Carwashes and French Fries - A Match Made in Heaven
Posted: Sunday, July 08, 2007
by Deirdre Reilly
Exhausted Rapunzel
Every once in a great while, I like to do something that is interesting and full of surprises – in the way that a science experiment is interesting and surprising. I like to, at least once yearly, clean out my car.
I am usually prompted to do this chore when a friend who has just as many kids as I do, and is therefore just as busy as I am, drives up - and as I am wrestling my youngest son out of her car (he never wants to come home! It’s insulting!) I notice that I don’t smell french fries. This association – french fries/car, is so strong in my head that I am hungry in car dealerships and want to drive every time I’m in a McDonald’s. After sniffing around like a hound dog, my eyes then fall on her newly vacuumed floor. Where’s the gunk? How come she’s so organized? While waving goodbye, I decide to take my own vehicle up to the carwash for a good cleaning.
Now, car washes are fun, there’s just no disputing that. I’d like to spend more time at car washes – I find the sounds soothing, and I love the feeling of renewal as those long strips full of suds slap against the sides of the car. There was the one time that I turned my windshield wipers on reflexively and the strips got all tangled up in them…but we won’t focus on that now. What we will focus on is that by the time your car emerges with a last push from the carwash, you have somehow changed your whole life around. You are going to get your closets organized, return the phone calls you’ve been neglecting, and buy plastic bins for winter-clothes storage, instead of using Hefty bags for yet another year. You’ve changed – it’s Organized You. And you like it.

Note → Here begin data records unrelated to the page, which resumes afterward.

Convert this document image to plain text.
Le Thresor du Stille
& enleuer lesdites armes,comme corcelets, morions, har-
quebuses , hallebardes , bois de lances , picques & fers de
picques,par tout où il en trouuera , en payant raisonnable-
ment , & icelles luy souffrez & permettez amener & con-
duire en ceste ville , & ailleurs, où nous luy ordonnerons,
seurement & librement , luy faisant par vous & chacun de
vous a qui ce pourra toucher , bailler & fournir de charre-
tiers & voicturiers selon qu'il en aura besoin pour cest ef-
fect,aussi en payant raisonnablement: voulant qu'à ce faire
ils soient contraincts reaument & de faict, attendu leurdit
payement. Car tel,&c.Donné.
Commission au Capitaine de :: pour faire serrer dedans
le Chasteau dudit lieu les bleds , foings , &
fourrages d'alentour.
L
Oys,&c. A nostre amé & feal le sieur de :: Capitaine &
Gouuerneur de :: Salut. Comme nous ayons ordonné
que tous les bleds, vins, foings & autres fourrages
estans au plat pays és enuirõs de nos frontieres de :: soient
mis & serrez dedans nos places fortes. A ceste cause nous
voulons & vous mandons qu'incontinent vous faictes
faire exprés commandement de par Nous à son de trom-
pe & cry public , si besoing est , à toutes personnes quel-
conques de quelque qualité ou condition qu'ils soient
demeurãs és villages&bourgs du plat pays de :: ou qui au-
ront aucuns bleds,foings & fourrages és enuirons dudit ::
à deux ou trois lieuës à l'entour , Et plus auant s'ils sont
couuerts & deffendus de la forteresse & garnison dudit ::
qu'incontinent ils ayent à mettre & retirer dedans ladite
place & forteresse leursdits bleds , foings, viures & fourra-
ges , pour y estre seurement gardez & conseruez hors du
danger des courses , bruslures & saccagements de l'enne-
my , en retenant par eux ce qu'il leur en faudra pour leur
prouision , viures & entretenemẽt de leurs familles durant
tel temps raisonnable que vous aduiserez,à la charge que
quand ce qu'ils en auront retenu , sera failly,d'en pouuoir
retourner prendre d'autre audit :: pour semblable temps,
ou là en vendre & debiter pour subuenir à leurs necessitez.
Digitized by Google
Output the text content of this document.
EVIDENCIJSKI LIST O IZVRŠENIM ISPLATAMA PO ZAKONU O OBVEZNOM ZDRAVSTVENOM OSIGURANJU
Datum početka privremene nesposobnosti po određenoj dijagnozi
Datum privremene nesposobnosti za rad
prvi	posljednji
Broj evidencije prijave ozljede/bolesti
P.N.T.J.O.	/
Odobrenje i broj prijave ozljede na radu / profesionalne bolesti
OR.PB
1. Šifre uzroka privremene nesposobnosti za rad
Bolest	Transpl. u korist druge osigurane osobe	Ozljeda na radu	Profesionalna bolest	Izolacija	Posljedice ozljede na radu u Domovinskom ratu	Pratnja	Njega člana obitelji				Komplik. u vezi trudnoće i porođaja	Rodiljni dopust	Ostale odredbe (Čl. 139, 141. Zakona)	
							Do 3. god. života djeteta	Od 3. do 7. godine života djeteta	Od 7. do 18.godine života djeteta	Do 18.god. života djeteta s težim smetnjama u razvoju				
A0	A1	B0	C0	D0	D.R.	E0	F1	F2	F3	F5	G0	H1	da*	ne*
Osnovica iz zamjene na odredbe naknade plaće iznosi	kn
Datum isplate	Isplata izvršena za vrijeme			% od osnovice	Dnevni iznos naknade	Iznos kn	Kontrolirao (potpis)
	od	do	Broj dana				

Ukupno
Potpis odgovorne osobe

After the outside of the car is washed, it’s time to focus on the inside – you tell yourself you’ll reward yourself with one of those smell-trees that hang from your knobs and smell like restrooms (clean restrooms, or course, in up-scale hotels.) Normally a pretty friendly person, I choose the vacuum station as far away from the mainstream as possible, because I look like a guilty executive throwing out client files by the armload as I attempt to unburden my car from all the papers and trash. Once that is done (Burger King wrappers clinging to my jeans, dirty post-it notes stuck to my hair) it is time to vacuum, or as Native Americans might put it, The Time of the Great Noise. Now, these vacuum cleaners are industrial – I can fit almost my whole head into the tube – and yet, my chosen vacuum always starts groaning and trying to thrash away from me under the sheer tonnage pressure of all the french fries. Also, coins that I didn’t see during the cleaning process (code for: coins I was too lazy to pick up) rattle incessantly in the vacuum tube in a crazy cleaning percussion as I grunt and groan with the stress of trying to reach under the passenger seat (Note: always know where your cell phone is before vacuuming; there is nothing more depressing than having to call it to locate it, only to hear it ring from somewhere deep inside the vacuum. They’ll have to call the manager for this – the one with all the keys.)
Finally, you hang up your vacuum tube, jingle your extra quarters (I always wildly over-estimate costs for this job, and end up with a kitty of three hundred heavy quarters) and look around your car. Not to shabby, you think. Maybe you’ll even get fancy and put a tissue box in the back, or maybe even a small stuffed animal – one that really represents the inner you. Maybe you’ll even get a color-coordinated afghan to throw over your lap on those long trips to CVS. Nah – just go get a smelly tree. I heard they have a new scent, called “French Fry." I’m going to get one!
Deirdre, Loved the article! It made me crack up! Loved the part about picking the vaccuum cleaner farthest from civilization. This article hit too close to home. Recently, we realized there was an unbearable odor coming from our car. . . ended up being my daughter's sippy cup thrown under the passenger seat-it had had choclate milk in it. We can not get enough green trees to cover the stench. Thanks for the laugh!
Deirdre, a fun read. Just a word of warning to everyone, I took my car through one of the washers for the first and last time about a year ago and it was so effecient it promptly took the side mirrors off for me. Opps!
Great article! Bring back a lot of memories too, not only of when the kids were younger, french fries in the car, but you reminded me of days when the car had hidden treasures and the REAL reason I have learned not to go to the do it yourself car washes! Keep em coming, it was true true true..
Deirdre, I had Rolls Royce's song of old, Carwash, playing in my head as I read your article. I laughed. I also had flashbacks, turning on the radio and having the electric antenna emerging from a safe place, torn off ($100). Ooo, I've absent-mindedly opened the sunroof too. Fortunately, I came to my senses before any real damage was done. Now, I just take it to the dealer. I've spoiled the guys in the Service and Previously Owned Dept. They're the ones who prepare those cars for resale. A few dozen donuts, muffins, buckets of chicken and home-made cookies, work! I drop it off and go to the bookstore while they make it look brand spanking new again! I think we all have these stories but you told yours so very well!